Cloud GPU Services Success
Successfully fine-tuning an LLM on Lightning.ai

Pros:

  • Delightful UX: Jupyter Notebooks just work. Iterate against CPU, then quickly move to any GPU machine you like for fine-tuning and training.
  • Advanced and thoughtful features like persistant home drives, team collaboration features, and easy integration with Hugging Face and other machine learning frameworks.
  • Provides high-quality templates and examples
  • Was the first platform I was able to successfully run my Llama 3.1 Quantized LoRA fine-tuning job on

Cons:

  • UX is so good that I fear how easy it will be to spend money on this platform
  • After sign-up, you need to wait for your account to be approved by a human. You can tweet at or email the team, but in my case this took about 24 hours. Still, it's a bummer when you have a spare afternoon and want to get started quickly.
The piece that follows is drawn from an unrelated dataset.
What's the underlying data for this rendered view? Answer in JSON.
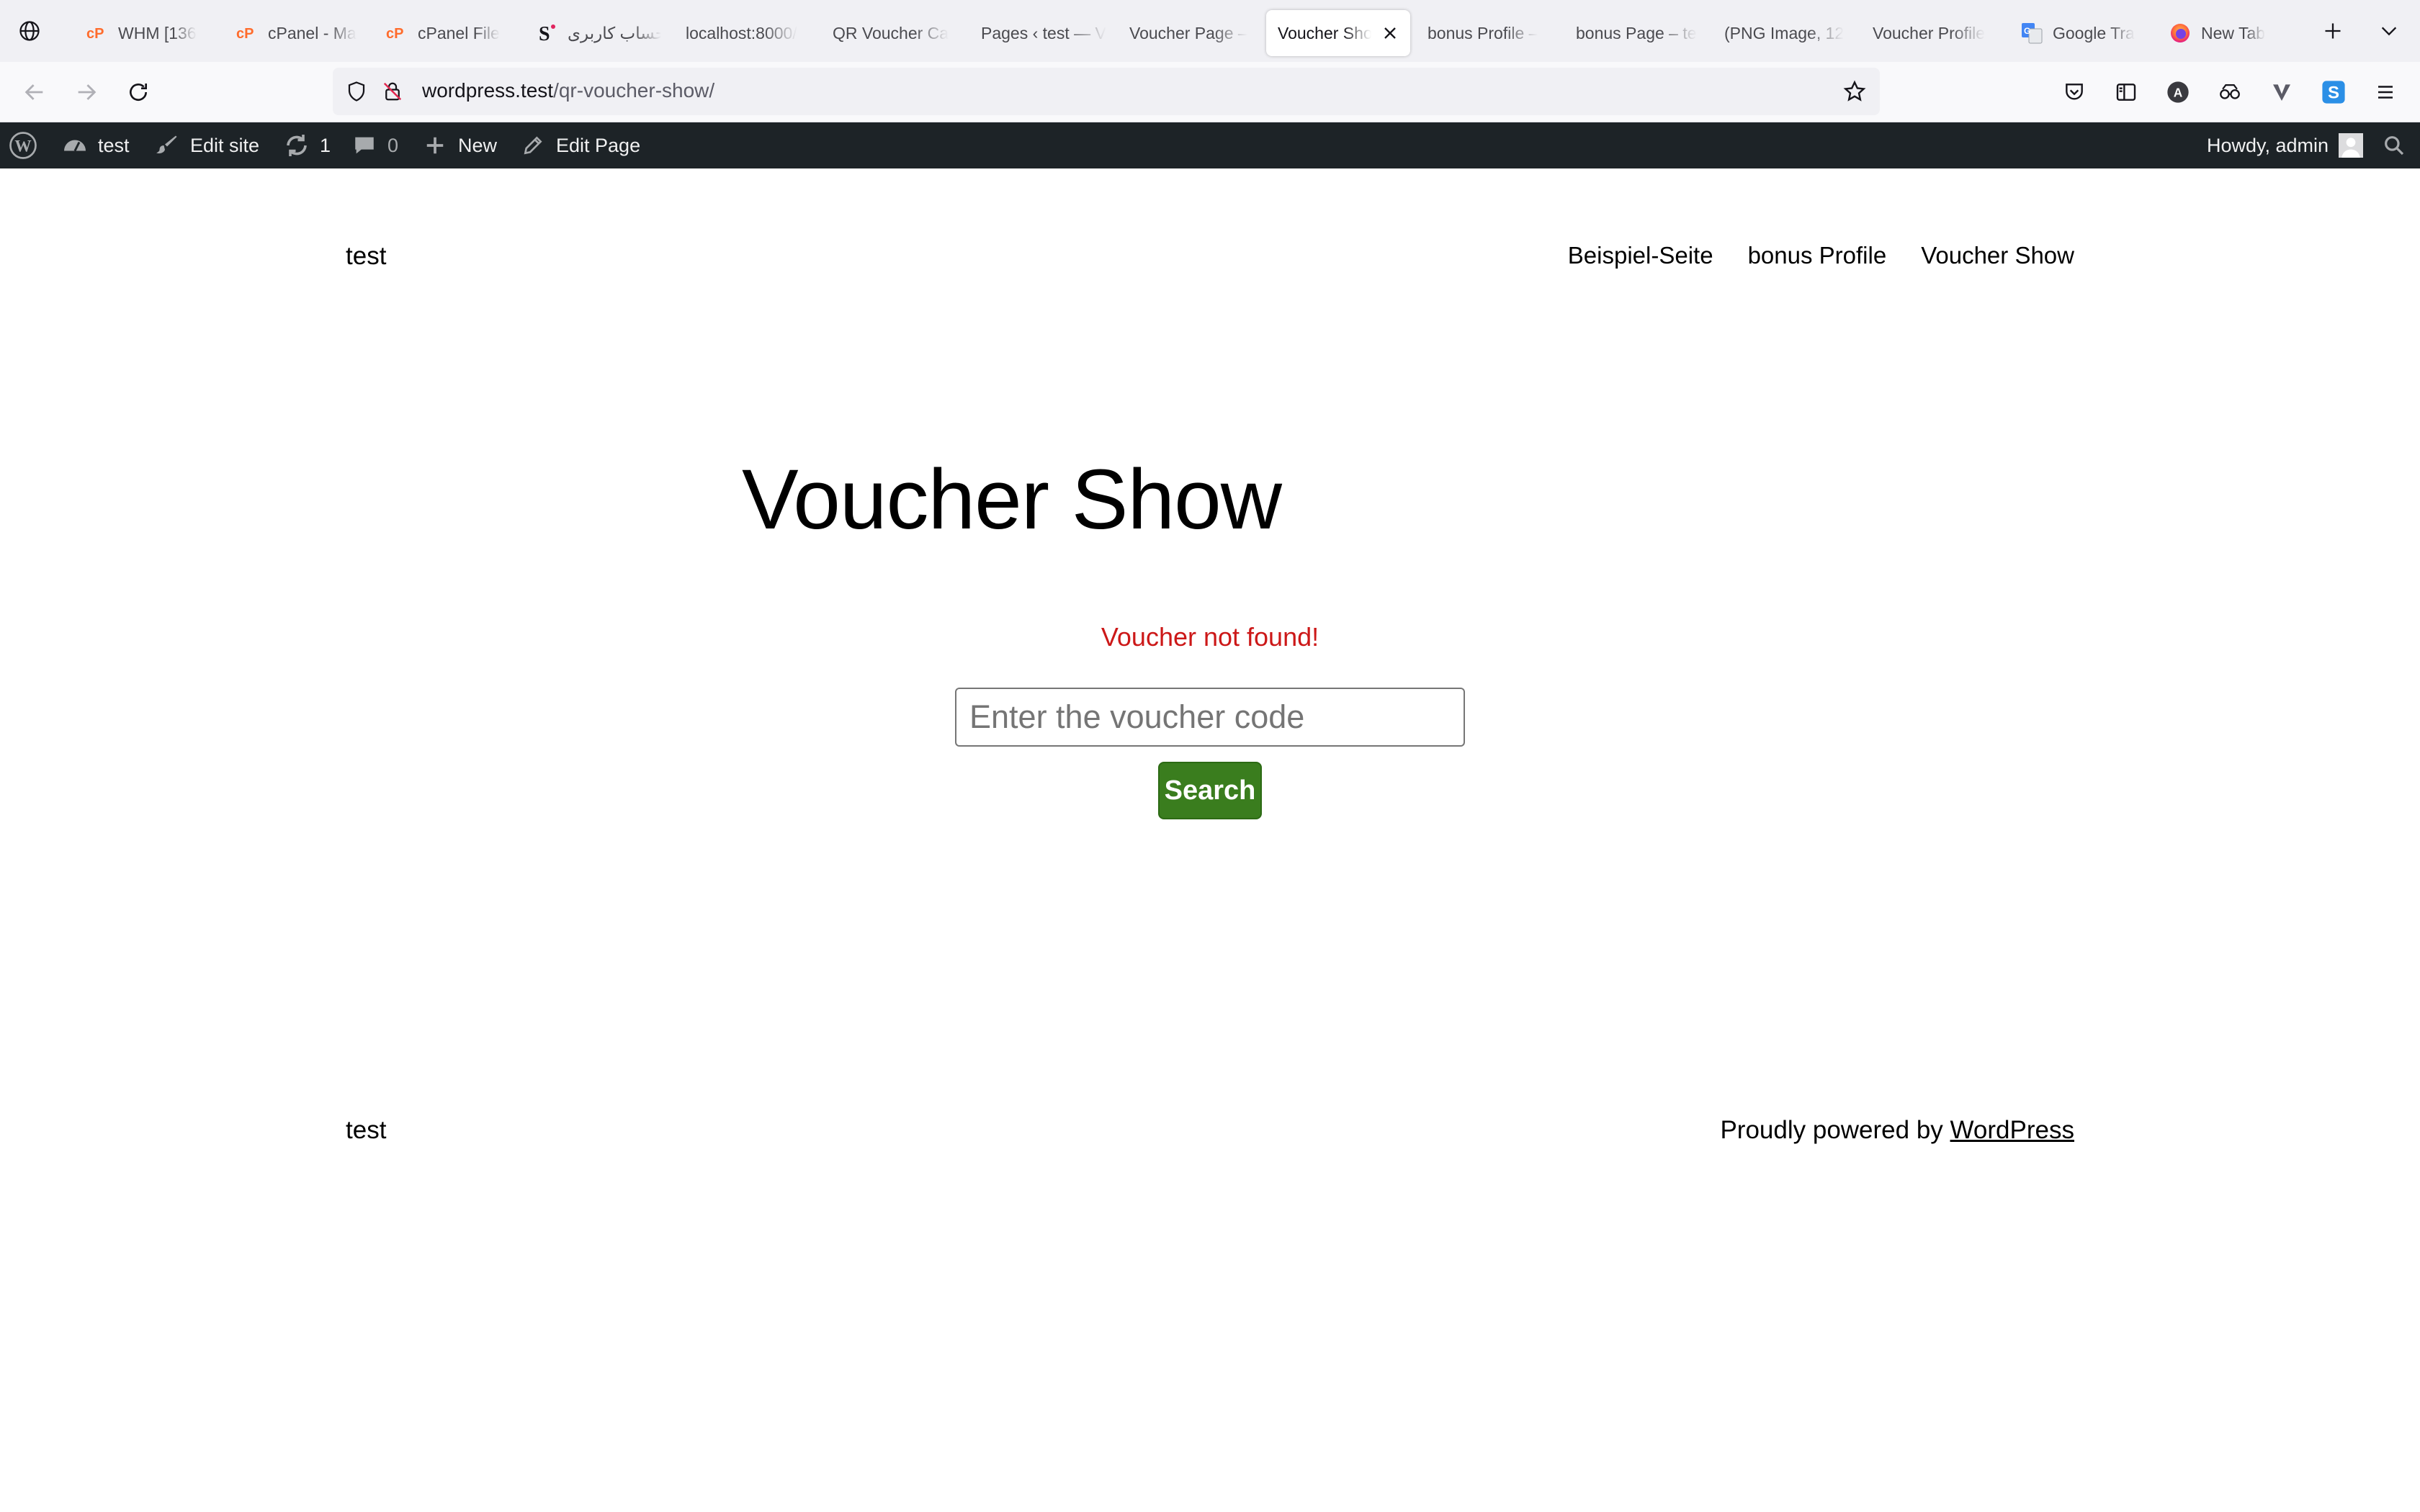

Google Vertex AI / AI Notebook Studio

Cloud GPU Services Failure
Google Vertex AI and AI Notebook Studio are unusable

Most of Google's product UX is unusable shame-tier dogshit, in my humble opinion, and Google Vertex AI and Notebooks Studio are no exception. Having done years of backend, infrastructure and cloud development, I winced gravely while having to enable Google Cloud APIs just to be able to evaluate their "AI Notebooks" product.

Those redirects that you've implemented based on whether or not the user has enabled ALL THREE SEPARATE GOOGLE CLOUD APIS that are required for this product to function? Those are what tell me that you're not serious people and that you're product is not ready for production use.

That "Google Colab Enterprise" product that's kind of a Google Colab but inside of the Google Cloud console? But it's not clear if that is what you mean by AI Notebooks? Shame tier.

Pros:

  • ?

Cons:

  • Doesn't work
  • Infuriating to even enable and try out
  • Product UX is a self-parody

TLDR

Use Google Colab for free and small projects, and when creating and iterating on simple Jupyter Notebooks. Use Lightning.ai Studio for anything more complicated, and any serious projects that you actually need to run to completion.